None of these improvements are revolutionary, but they all add up to a solid list of year-over-year improvements, and Apple's financial results show that consumers agree with them. The crux here isn't that Apple has changed (regardless of whatever misgivings you may have of Tim Cook as CEO, recent donations to Trump and all), but that Apple hasn't changed. Their strength has always been in their outstanding design and product integration, and their ability to build via iteration.
For example, the iPhone is able to provide the technological groundwork and the cash flow for the vision pro. It's not hard to see how a feature like double tap on the Apple Watch can be expanded to let you control the Vision Pro. The iPhone's camera is capable of recording spatial video for the vision pro as well, something that normally would require the cameras to be further apart, and is an example of how Apple is able to rely on its ecosystem to give it a massive advantage in whatever comes next.
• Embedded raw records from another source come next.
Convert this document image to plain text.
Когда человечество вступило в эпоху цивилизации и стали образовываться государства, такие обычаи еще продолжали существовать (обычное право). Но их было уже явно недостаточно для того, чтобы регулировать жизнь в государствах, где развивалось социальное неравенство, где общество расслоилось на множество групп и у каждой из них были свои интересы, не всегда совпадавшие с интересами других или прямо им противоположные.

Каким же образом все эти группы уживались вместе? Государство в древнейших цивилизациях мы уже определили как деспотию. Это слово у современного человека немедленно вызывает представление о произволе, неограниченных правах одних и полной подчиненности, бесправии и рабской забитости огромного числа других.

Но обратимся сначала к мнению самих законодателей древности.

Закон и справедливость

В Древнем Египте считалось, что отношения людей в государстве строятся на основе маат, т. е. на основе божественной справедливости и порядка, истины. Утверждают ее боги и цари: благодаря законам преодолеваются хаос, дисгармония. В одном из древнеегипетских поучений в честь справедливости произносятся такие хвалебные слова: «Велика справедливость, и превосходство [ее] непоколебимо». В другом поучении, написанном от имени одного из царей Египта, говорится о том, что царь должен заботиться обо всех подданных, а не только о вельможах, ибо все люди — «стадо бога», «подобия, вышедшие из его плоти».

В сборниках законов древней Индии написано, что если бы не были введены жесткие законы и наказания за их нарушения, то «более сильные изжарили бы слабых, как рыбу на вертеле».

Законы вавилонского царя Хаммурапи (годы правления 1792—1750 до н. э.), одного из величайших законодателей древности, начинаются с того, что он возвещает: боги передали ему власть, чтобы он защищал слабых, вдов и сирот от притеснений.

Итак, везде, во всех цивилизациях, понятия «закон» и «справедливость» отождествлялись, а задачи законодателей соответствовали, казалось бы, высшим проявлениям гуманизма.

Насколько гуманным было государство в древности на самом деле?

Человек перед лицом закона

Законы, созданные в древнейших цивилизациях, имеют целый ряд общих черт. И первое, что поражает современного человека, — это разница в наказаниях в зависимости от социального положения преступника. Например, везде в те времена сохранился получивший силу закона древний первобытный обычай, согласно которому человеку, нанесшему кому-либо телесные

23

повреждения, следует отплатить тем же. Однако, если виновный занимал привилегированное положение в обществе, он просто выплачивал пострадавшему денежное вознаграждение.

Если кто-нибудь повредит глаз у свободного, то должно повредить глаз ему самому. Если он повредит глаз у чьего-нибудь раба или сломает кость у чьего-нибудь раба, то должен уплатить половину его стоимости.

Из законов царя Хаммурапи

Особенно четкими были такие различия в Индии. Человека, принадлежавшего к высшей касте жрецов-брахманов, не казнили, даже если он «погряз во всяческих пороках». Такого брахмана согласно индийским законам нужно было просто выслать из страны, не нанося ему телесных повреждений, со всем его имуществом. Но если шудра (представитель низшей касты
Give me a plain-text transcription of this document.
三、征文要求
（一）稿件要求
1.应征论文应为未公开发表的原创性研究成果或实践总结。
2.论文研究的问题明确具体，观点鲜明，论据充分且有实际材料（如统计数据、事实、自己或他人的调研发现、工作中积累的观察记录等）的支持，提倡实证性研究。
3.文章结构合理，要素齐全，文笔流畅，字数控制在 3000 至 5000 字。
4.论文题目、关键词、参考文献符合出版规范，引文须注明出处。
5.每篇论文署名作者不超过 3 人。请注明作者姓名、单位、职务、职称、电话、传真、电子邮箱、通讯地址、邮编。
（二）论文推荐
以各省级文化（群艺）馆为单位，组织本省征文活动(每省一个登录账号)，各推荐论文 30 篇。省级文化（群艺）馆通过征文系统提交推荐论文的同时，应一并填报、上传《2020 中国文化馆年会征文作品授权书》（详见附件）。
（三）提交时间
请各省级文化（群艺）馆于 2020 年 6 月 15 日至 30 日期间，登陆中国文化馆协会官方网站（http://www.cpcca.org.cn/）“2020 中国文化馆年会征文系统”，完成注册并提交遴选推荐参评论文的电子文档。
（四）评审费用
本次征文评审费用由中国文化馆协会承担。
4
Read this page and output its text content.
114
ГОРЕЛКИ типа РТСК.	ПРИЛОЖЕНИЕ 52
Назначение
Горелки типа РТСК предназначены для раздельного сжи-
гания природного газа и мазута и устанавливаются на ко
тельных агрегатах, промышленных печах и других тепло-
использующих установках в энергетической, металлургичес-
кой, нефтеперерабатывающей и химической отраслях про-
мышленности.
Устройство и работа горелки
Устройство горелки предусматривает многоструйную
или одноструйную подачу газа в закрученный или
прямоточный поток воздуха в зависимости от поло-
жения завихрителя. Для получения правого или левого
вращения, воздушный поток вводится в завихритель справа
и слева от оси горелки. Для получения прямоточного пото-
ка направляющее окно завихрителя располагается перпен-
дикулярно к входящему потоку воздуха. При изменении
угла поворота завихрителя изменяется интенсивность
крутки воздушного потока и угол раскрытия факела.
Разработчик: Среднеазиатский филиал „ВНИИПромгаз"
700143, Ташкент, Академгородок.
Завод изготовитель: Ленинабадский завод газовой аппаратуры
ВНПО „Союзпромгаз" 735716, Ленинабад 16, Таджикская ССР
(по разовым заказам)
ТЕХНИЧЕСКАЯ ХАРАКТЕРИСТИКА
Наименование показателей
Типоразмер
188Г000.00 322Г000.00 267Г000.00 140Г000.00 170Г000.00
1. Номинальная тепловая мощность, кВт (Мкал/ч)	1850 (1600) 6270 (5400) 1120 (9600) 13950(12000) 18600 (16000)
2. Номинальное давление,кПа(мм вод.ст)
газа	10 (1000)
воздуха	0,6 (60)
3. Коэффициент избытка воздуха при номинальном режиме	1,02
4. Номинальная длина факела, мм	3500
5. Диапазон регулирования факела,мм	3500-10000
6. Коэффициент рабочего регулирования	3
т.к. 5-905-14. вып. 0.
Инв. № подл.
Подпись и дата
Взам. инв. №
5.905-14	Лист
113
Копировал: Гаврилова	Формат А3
This is what I generally like about Apple keynotes and presentations. The takeaways often end up being related more to how Apple sets the stage for the future. Certain announcements and features make much more sense when thinking about what Apple will likely unveil in the coming years. With companies like Samsung, it's the opposite. I am just not seeing any coherent vision when it comes to the future.
I guess it doesn't really matter whether you bother trying to understand Apple users at the end of the day, or dismiss us as technological luddites who are afraid and incapable of change. You can continue to buy the android phones with their inflated specs that you so love to tout, we will continue to buy the apple products that work great for us (I have just ended another week of teaching with my iPad in the classroom), we each presumably continue to be happy with our purchases, and we will let the financial earnings of the respective companies speak for themselves each quarter.
I will end with one of my pet quotes - that you (and everyone else like you) continue to bet against Apple to your own detriment.